Container Service for Kubernetes (UK8S)

Cluster Autoscaler (CA)

Introduction

Cluster Autoscaler (CA) is used to automatically adjust the number of Node nodes in the cluster to meet business requirements.

When creating a Pod, we can specify the requested resources (Request) such as CPU, memory, and GPU for each container. The Kubernetes scheduling component (scheduler) uses the Request to determine which Node to schedule the Pod to. If no node in the cluster has sufficient free capacity, the Pod cannot be created successfully and will remain in a Pending state until new Node nodes join the cluster or existing Pods are deleted to release free capacity.

The CA component searches for unschedulable Pods, iterates through the scaling groups, and determines whether new nodes expanded through the scaling group template meet the requirements. If it is determined that the new nodes can enable the Pod to be scheduled successfully, CA will expand the cluster.

The CA component will also scale down the cluster. The trigger condition for scaling down is that the Request request rate of a Node node is lower than the scaling-down threshold. However, scaling down is not performed immediately but after a waiting period (currently defaulting to 10 minutes), which can be modified by the —scale-down-unneeded-time parameter.
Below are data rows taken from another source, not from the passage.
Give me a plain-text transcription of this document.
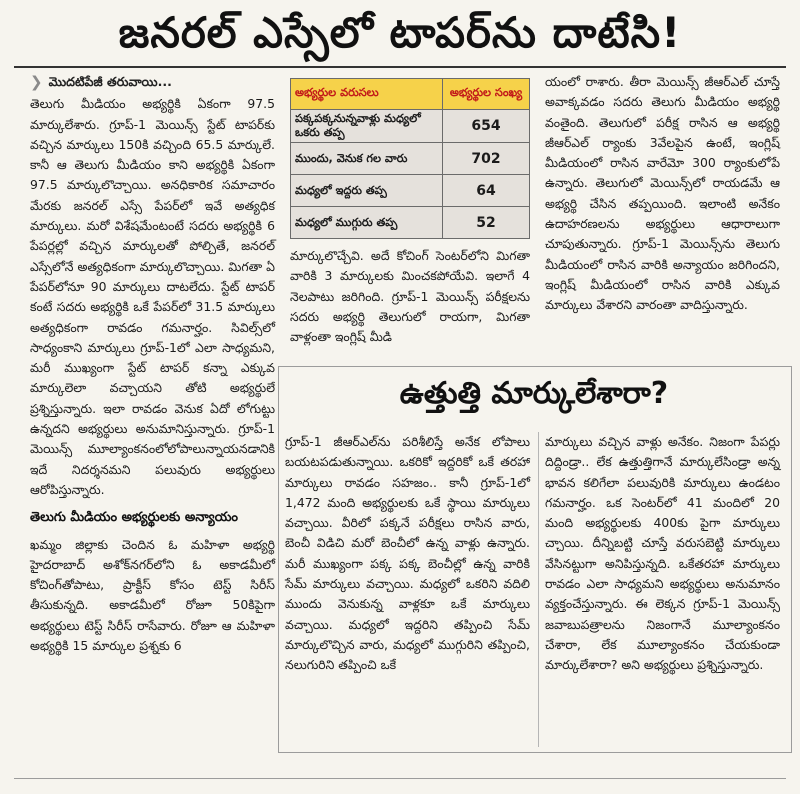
జనరల్ ఎస్సేలో టాపర్‌ను దాటేసి!
❯ మొదటిపేజీ తరువాయి...

తెలుగు మీడియం అభ్యర్థికి ఏకంగా 97.5 మార్కులేశారు. గ్రూప్-1 మెయిన్స్ స్టేట్ టాపర్‌కు వచ్చిన మార్కులు 150కి వచ్చింది 65.5 మార్కులే. కానీ ఆ తెలుగు మీడియం కాని అభ్యర్థికి ఏకంగా 97.5 మార్కులొచ్చాయి. అనధికారిక సమాచారం మేరకు జనరల్ ఎస్సే పేపర్‌లో ఇవే అత్యధిక మార్కులు. మరో విశేషమేంటంటే సదరు అభ్యర్థికి 6 పేపర్లల్లో వచ్చిన మార్కులతో పోల్చితే, జనరల్ ఎస్సేలోనే అత్యధికంగా మార్కులొచ్చాయి. మిగతా ఏ పేపర్‌లోనూ 90 మార్కులు దాటలేదు. స్టేట్ టాపర్ కంటే సదరు అభ్యర్థికి ఒకే పేపర్‌లో 31.5 మార్కులు అత్యధికంగా రావడం గమనార్హం. సివిల్స్‌లో సాధ్యంకాని మార్కులు గ్రూప్-1లో ఎలా సాధ్యమని, మరీ ముఖ్యంగా స్టేట్ టాపర్ కన్నా ఎక్కువ మార్కులెలా వచ్చాయని తోటి అభ్యర్థులే ప్రశ్నిస్తున్నారు. ఇలా రావడం వెనుక ఏదో లోగుట్టు ఉన్నదని అభ్యర్థులు అనుమానిస్తున్నారు. గ్రూప్-1 మెయిన్స్ మూల్యాంకనంలోలోపాలున్నాయనడానికి ఇదే నిదర్శనమని పలువురు అభ్యర్థులు ఆరోపిస్తున్నారు.

తెలుగు మీడియం అభ్యర్థులకు అన్యాయం

ఖమ్మం జిల్లాకు చెందిన ఓ మహిళా అభ్యర్థి హైదరాబాద్ అశోక్‌నగర్‌లోని ఓ అకాడమీలో కోచింగ్‌తోపాటు, ప్రాక్టీస్ కోసం టెస్ట్ సిరీస్ తీసుకున్నది. అకాడమీలో రోజూ 50కిపైగా అభ్యర్థులు టెస్ట్ సిరీస్ రాసేవారు. రోజూ ఆ మహిళా అభ్యర్థికి 15 మార్కుల ప్రశ్నకు 6

అభ్యర్థుల వరుసలు	అభ్యర్థుల సంఖ్య
పక్కపక్కనున్నవాళ్లు మధ్యలో ఒకరు తప్ప	654
ముందు, వెనుక గల వారు	702
మధ్యలో ఇద్దరు తప్ప	64
మధ్యలో ముగ్గురు తప్ప	52

మార్కులొచ్చేవి. అదే కోచింగ్ సెంటర్‌లోని మిగతా వారికి 3 మార్కులకు మించకపోయేవి. ఇలాగే 4 నెలపాటు జరిగింది. గ్రూప్-1 మెయిన్స్ పరీక్షలను సదరు అభ్యర్థి తెలుగులో రాయగా, మిగతా వాళ్లంతా ఇంగ్లిష్ మీడి

యంలో రాశారు. తీరా మెయిన్స్ జీఆర్‌ఎల్ చూస్తే అవాక్కవడం సదరు తెలుగు మీడియం అభ్యర్థి వంతైంది. తెలుగులో పరీక్ష రాసిన ఆ అభ్యర్థి జీఆర్‌ఎల్ ర్యాంకు 3వేలపైన ఉంటే, ఇంగ్లిష్ మీడియంలో రాసిన వారేమో 300 ర్యాంకులోపే ఉన్నారు. తెలుగులో మెయిన్స్‌లో రాయడమే ఆ అభ్యర్థి చేసిన తప్పయింది. ఇలాంటి అనేకం ఉదాహరణలను అభ్యర్థులు ఆధారాలుగా చూపుతున్నారు. గ్రూప్-1 మెయిన్స్‌ను తెలుగు మీడియంలో రాసిన వారికి అన్యాయం జరిగిందని, ఇంగ్లిష్ మీడియంలో రాసిన వారికి ఎక్కువ మార్కులు వేశారని వారంతా వాదిస్తున్నారు.

ఉత్తుత్తి మార్కులేశారా?

గ్రూప్-1 జీఆర్‌ఎల్‌ను పరిశీలిస్తే అనేక లోపాలు బయటపడుతున్నాయి. ఒకరికో ఇద్దరికో ఒకే తరహా మార్కులు రావడం సహజం.. కానీ గ్రూప్-1లో 1,472 మంది అభ్యర్థులకు ఒకే స్థాయి మార్కులు వచ్చాయి. వీరిలో పక్కనే పరీక్షలు రాసిన వారు, బెంచీ విడిచి మరో బెంచీలో ఉన్న వాళ్లు ఉన్నారు. మరీ ముఖ్యంగా పక్క పక్క బెంచీల్లో ఉన్న వారికి సేమ్ మార్కులు వచ్చాయి. మధ్యలో ఒకరిని వదిలి ముందు వెనుకున్న వాళ్లకూ ఒకే మార్కులు వచ్చాయి. మధ్యలో ఇద్దరిని తప్పించి సేమ్ మార్కులొచ్చిన వారు, మధ్యలో ముగ్గురిని తప్పించి, నలుగురిని తప్పించి ఒకే

మార్కులు వచ్చిన వాళ్లు అనేకం. నిజంగా పేపర్లు దిద్దిండ్రా.. లేక ఉత్తుత్తిగానే మార్కులేసిండ్రా అన్న భావన కలిగేలా పలువురికి మార్కులు ఉండటం గమనార్హం. ఒక సెంటర్‌లో 41 మందిలో 20 మంది అభ్యర్థులకు 400కు పైగా మార్కులు చ్చాయి. దీన్నిబట్టి చూస్తే వరుసబెట్టి మార్కులు వేసినట్టుగా అనిపిస్తున్నది. ఒకేతరహా మార్కులు రావడం ఎలా సాధ్యమని అభ్యర్థులు అనుమానం వ్యక్తంచేస్తున్నారు. ఈ లెక్కన గ్రూప్-1 మెయిన్స్ జవాబుపత్రాలను నిజంగానే మూల్యాంకనం చేశారా, లేక మూల్యాంకనం చేయకుండా మార్కులేశారా? అని అభ్యర్థులు ప్రశ్నిస్తున్నారు.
Different from HPA, CA is not built-in but runs in the Kubernetes cluster in the form of a Deployment. UK8S already supports CA, which can be configured in the UK8S management interface.

Working Principle

The scale-up trigger condition for CA is there exist Pods that cannot be successfully created due to insufficient cluster resources. These resources include CPU, memory, and GPU. Taking GPU as an example, when a Pod applies for the GPU resource nvidia.com/gpu (refer to GPU node usage document), but is in a pending state due to no GPU nodes in the cluster, CA will automatically scale up nodes in the scaling group configured with the GPU model template.

The triggering condition for CA scale-down is the node’s resource request rate (Request) is below the scale-down threshold (such as 50%) for a certain period of time (default 10 minutes), and all Pods on the node can be scheduled to other nodes.

It’s worth noting the condition that all Pods on the node can be scheduled to other nodes. Many students who configured CA will question why the node resource request volume is below the threshold but the scale-down is not triggered. The reason is actually simple. If there is an independent Pod running on this node (not managed by any controller), since the Pod cannot be rescheduled, to ensure the normal operation of the business, the node’s scale-down will not proceed.

Using Cluster Scaling in UK8S

1. Create Scaling Configuration

2. Fill in Configuration Parameters

Usually, default values are sufficient

3. Create Scaling Groups

The scaling group configures the Node node settings when triggering cluster expansion, where the scaling range refers to the maximum and minimum number of expandable machines for nodes. The maximum value is mainly used to prevent unlimited expansion caused by DDoS attacks, etc.

4. Turn on Cluster Scaling

After creating the scaling group, you need to enable it. After clicking the “Enable” operation, a Cluster-Autoscaler Deployment will appear in your UK8S cluster. If you manually delete this Deployment, cluster scaling will not work properly. You need to first disable and then re-enable it on the cluster scaling page to trigger re-creation.

CA Parameter Description

CA itself has many command parameters that can adjust some scaling behaviors, which can be configured by modifying the args parameter of the CA deployment.

Below are some CA parameters and descriptions:

Parameter	Type	Default Value	Explanation
scale-down-delay-after-add	Duration	10min	Delay for scale-down after expansion.
scale-down-delay-after-delete	Duration	Same as scanning interval	Delay for scale-down after node deletion.
scale-down-unneeded-time	Duration	10min	Time to scale-down after node is marked as unneeded.
node-deletion-delay-timeout	Duration	2min	CA’s timeout for waiting for node deletion to complete.
scan-interval	Duration	10s	Time interval for each scale-in scan.
max-nodes-total	int	0	Maximum scaling node quantity.
cores-total	String	[0:32E+04]	CPU core scaling range of the cluster.
memory-total	String	[0:64E+05]	Memory scaling range of the cluster.